Re: The hunt ; quietly
Oh dear, oh no. Everything came to a wrenching halt. "What do you mean?" Puck asked. There was a crestfallen collapse of his delicate features.
She really didn't like him. She thought he'd ruined him. The birds stopped chirping, and the wind went dead.
Had he failed? He'd failed. He'd tried to be a good servant, but she said that wasn't even his occupation. He didn't know who he had thought he might be fooling, thinking that enthusiasm would make up for his track record. He was terrible at this. He never made anything right, and the things he touched crumbled and fell apart, cracked, as had the woman with the crazing around her mouth like old porcelain. He had only wanted to play a game, because he remembered how little laughter there was in the world outside the party. He thought she would appreciate his surprise, in the end, that it would better her.

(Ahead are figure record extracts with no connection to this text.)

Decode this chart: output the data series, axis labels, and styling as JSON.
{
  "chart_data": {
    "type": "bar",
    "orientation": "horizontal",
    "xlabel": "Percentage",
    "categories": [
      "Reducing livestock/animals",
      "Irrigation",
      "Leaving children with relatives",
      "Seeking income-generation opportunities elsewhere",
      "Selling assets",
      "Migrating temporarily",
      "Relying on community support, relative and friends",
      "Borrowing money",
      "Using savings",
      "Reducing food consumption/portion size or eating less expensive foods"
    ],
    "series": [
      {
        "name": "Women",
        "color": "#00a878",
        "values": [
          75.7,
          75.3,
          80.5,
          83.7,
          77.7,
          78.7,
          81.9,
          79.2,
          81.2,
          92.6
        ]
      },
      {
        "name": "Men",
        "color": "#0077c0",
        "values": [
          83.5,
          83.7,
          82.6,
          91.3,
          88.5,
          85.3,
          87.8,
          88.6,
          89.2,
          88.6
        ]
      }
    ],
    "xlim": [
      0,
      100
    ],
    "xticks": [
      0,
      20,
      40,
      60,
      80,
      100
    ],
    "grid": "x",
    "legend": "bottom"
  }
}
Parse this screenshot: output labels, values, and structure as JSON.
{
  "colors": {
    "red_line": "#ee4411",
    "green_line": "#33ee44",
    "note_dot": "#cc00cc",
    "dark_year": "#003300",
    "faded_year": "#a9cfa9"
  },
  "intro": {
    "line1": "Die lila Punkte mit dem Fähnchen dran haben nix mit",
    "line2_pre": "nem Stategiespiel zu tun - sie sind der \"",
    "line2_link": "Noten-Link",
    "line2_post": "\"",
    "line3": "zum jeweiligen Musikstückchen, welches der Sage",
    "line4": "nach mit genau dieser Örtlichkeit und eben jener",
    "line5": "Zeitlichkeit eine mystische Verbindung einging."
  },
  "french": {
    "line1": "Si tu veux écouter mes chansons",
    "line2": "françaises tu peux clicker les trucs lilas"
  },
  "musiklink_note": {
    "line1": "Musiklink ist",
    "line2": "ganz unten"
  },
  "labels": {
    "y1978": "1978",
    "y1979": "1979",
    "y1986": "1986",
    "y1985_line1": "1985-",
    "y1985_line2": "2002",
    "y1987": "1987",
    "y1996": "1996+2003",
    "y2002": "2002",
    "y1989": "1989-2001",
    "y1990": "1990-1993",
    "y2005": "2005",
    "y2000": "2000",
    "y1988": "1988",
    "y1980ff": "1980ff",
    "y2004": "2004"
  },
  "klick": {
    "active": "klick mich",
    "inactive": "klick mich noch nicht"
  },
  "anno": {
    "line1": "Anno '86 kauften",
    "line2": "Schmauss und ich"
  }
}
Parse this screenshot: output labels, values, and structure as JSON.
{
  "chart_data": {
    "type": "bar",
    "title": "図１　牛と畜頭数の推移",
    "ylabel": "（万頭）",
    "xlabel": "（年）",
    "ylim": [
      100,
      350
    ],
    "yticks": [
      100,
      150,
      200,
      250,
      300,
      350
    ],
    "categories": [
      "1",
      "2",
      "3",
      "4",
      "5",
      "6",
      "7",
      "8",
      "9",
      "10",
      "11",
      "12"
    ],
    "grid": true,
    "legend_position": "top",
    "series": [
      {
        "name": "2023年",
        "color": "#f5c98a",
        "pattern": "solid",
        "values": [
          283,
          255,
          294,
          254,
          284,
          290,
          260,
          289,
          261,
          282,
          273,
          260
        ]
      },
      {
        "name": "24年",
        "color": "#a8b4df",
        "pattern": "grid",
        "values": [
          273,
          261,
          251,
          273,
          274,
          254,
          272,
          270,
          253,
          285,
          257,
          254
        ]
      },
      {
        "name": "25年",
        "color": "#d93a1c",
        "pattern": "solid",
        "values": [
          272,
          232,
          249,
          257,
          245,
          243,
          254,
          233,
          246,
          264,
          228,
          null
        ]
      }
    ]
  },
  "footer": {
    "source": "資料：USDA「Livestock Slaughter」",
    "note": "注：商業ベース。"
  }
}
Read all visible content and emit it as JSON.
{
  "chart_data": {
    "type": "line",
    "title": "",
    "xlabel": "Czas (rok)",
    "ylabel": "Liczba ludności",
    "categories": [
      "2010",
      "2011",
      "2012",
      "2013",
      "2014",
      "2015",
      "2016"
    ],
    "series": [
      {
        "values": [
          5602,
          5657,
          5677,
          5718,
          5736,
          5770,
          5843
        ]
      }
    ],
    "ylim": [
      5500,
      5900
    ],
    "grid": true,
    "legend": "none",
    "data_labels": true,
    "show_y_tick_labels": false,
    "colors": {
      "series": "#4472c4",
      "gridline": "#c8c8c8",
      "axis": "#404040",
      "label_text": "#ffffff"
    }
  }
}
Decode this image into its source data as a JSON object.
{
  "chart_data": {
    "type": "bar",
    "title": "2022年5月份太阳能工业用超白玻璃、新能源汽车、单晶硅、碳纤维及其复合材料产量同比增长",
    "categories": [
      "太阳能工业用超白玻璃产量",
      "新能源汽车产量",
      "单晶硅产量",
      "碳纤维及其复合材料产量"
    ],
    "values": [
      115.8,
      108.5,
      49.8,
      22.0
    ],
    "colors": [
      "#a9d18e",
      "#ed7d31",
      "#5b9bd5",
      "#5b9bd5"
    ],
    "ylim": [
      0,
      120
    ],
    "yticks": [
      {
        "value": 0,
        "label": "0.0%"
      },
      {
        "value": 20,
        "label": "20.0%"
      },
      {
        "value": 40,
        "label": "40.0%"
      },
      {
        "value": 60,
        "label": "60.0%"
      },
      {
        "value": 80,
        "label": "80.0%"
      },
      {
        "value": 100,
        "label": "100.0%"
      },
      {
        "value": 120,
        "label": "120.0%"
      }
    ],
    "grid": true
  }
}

He struggled with the impulse, sudden and sharp, to play a much crueler trick. Then the feeling subsided, no, cruelty didn't sing in his veins. Spitfire eyes dimmed to embers. "Alright," he said, and sniffed. "Then you sit there!" He watched her smooth away her cracks, and his eyes brimmed with tears. "I hope you melt like ice cream!"
There was an abrupt burst of wind rushing through the trees around them, loud enough to drown the sound of speech. By the time it subsided, he was gone.